ES dá exemplo com o “professor colaborador”
No Espírito Santo, conta Douglas, a estimativa, com base no Censo Escolar do Instituto Nacional de Estudos e Pesquisas Educacionais Anísio Teixeira (Inep), é de que haja três mil alunos na rede estadual e cerca de 1,8 mil nas redes municipais da Grande Vitória. 
O nosso maior diferencial positivo é a existência da figura do professor colaborador, que auxilia o professor principal no trabalho dentro da sala de aula comum. Esta, ressalta, é o “locus privilegiado da educação especial”. Somente no contraturno, como complemento, encaixa-se a “sala de recursos”, que podem ser oferecidas na própria escola regular onde o aluno está matriculado, numa escola próxima ou em uma instituição privada especializada.

Mas, mesmo no Espírito Santo, com seus professores colaboradores, Douglas afirma que “ainda estamos longe do ideal”. Afinal, a meta é “uma educação igual para todos”. Por enquanto, o que temos no ensino fundamental é uma educação para todos, mas não de forma igualitária.

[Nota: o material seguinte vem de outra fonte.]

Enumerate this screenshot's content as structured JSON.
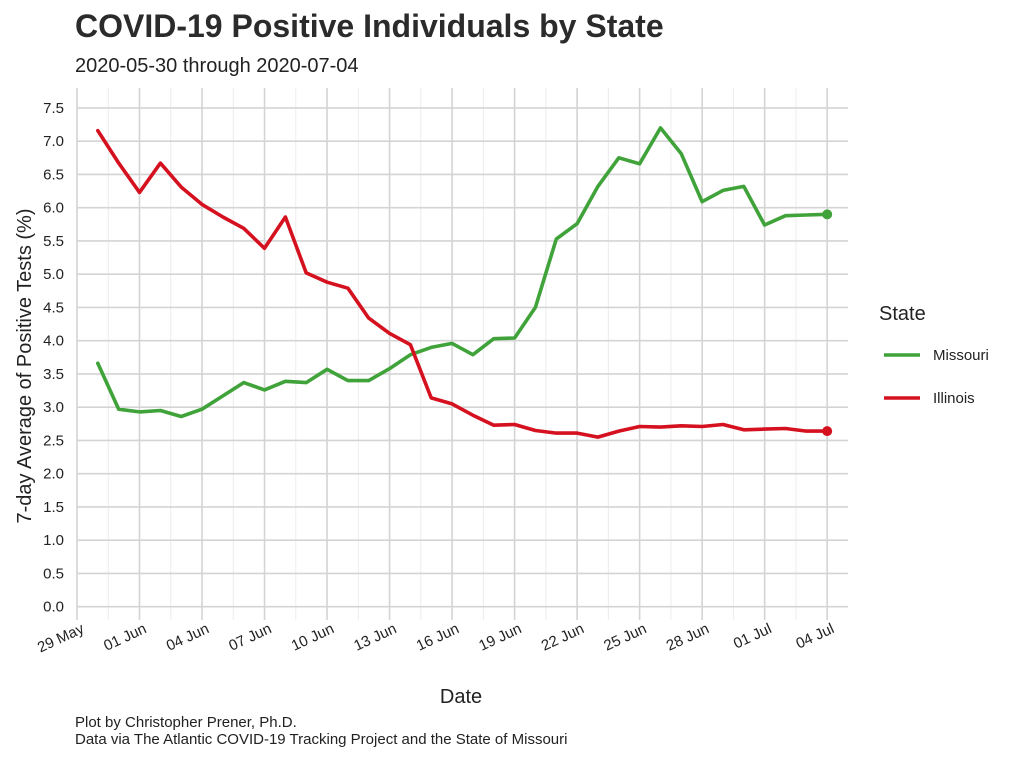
{
  "title": "COVID-19 Positive Individuals by State",
  "subtitle": "2020-05-30 through 2020-07-04",
  "caption_lines": [
    "Plot by Christopher Prener, Ph.D.",
    "Data via The Atlantic COVID-19 Tracking Project and the State of Missouri"
  ],
  "chart_data": {
    "type": "line",
    "xlabel": "Date",
    "ylabel": "7-day Average of Positive Tests (%)",
    "x": [
      "2020-05-30",
      "2020-05-31",
      "2020-06-01",
      "2020-06-02",
      "2020-06-03",
      "2020-06-04",
      "2020-06-05",
      "2020-06-06",
      "2020-06-07",
      "2020-06-08",
      "2020-06-09",
      "2020-06-10",
      "2020-06-11",
      "2020-06-12",
      "2020-06-13",
      "2020-06-14",
      "2020-06-15",
      "2020-06-16",
      "2020-06-17",
      "2020-06-18",
      "2020-06-19",
      "2020-06-20",
      "2020-06-21",
      "2020-06-22",
      "2020-06-23",
      "2020-06-24",
      "2020-06-25",
      "2020-06-26",
      "2020-06-27",
      "2020-06-28",
      "2020-06-29",
      "2020-06-30",
      "2020-07-01",
      "2020-07-02",
      "2020-07-03",
      "2020-07-04"
    ],
    "xlim": [
      "2020-05-29",
      "2020-07-05"
    ],
    "x_ticks": [
      "2020-05-29",
      "2020-06-01",
      "2020-06-04",
      "2020-06-07",
      "2020-06-10",
      "2020-06-13",
      "2020-06-16",
      "2020-06-19",
      "2020-06-22",
      "2020-06-25",
      "2020-06-28",
      "2020-07-01",
      "2020-07-04"
    ],
    "x_tick_labels": [
      "29 May",
      "01 Jun",
      "04 Jun",
      "07 Jun",
      "10 Jun",
      "13 Jun",
      "16 Jun",
      "19 Jun",
      "22 Jun",
      "25 Jun",
      "28 Jun",
      "01 Jul",
      "04 Jul"
    ],
    "ylim": [
      -0.2,
      7.8
    ],
    "y_ticks": [
      0.0,
      0.5,
      1.0,
      1.5,
      2.0,
      2.5,
      3.0,
      3.5,
      4.0,
      4.5,
      5.0,
      5.5,
      6.0,
      6.5,
      7.0,
      7.5
    ],
    "y_tick_labels": [
      "0.0",
      "0.5",
      "1.0",
      "1.5",
      "2.0",
      "2.5",
      "3.0",
      "3.5",
      "4.0",
      "4.5",
      "5.0",
      "5.5",
      "6.0",
      "6.5",
      "7.0",
      "7.5"
    ],
    "grid": true,
    "legend": {
      "title": "State",
      "position": "right"
    },
    "series": [
      {
        "name": "Missouri",
        "color": "#3fa33a",
        "values": [
          3.66,
          2.97,
          2.93,
          2.95,
          2.86,
          2.97,
          3.17,
          3.37,
          3.26,
          3.39,
          3.37,
          3.57,
          3.4,
          3.4,
          3.58,
          3.79,
          3.9,
          3.96,
          3.79,
          4.03,
          4.04,
          4.5,
          5.53,
          5.76,
          6.32,
          6.75,
          6.66,
          7.2,
          6.81,
          6.09,
          6.26,
          6.32,
          5.74,
          5.88,
          5.89,
          5.9
        ]
      },
      {
        "name": "Illinois",
        "color": "#d5101f",
        "values": [
          7.16,
          6.67,
          6.23,
          6.67,
          6.31,
          6.05,
          5.86,
          5.69,
          5.39,
          5.86,
          5.02,
          4.88,
          4.79,
          4.34,
          4.11,
          3.94,
          3.14,
          3.05,
          2.88,
          2.73,
          2.74,
          2.65,
          2.61,
          2.61,
          2.55,
          2.64,
          2.71,
          2.7,
          2.72,
          2.71,
          2.74,
          2.66,
          2.67,
          2.68,
          2.64,
          2.64
        ]
      }
    ]
  }
}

“A gente precisa de bons fundamentos pra ter boas práticas, que levem à acessibilidade, por exemplo, que leve o aluno a conhecer o pensamento abstrato das disciplinas, de português, matemática … e que haja um trabalho intersetorial, envolvendo a saúde, a assistência social. Não dá pra desconsiderar a questão clínica, é muito importante, mas que tenha uma interrelação do pedagógico, como prioritário, mas que se relacione com a assistência, com a saúde, com a cultura, com o lazer”.

Nesse sentido, boas formações para professores é essencial. A maioria dos educadores, relata, se forma em instituições privadas e muitos deles em educação à distância. Esse formato “prejudica a qualidade do trabalho desse professor que vai estar na escola, lidando muitas vezes pela primeira vez com a pessoa com deficiência”. Em alguns municípios, conta, são contratados estagiários desses cursos, “que nada mais são do que acompanhantes, babás do aluno”.

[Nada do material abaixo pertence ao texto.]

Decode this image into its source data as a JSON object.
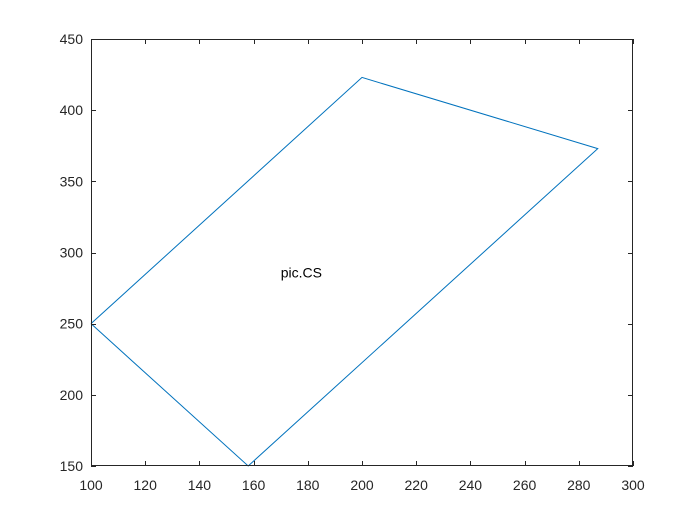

No ensino médio a situação é ainda mais deficitária. “Os alunos vão ficando pelo caminho. O ensino médio tem pouca assistência do professor de educação especial, o que dificulta esse aluno chegar na universidade”.

Ainda assim, o trabalho desenvolvido nos últimos trinta anos tem repercutido em um sensível aumento no número de matrículas em faculdades e universidades. “Mas nós temos muito a crescer nessa continuidade: do ensino fundamental pro ensino médio, do ensino médio pra universidade”, roga.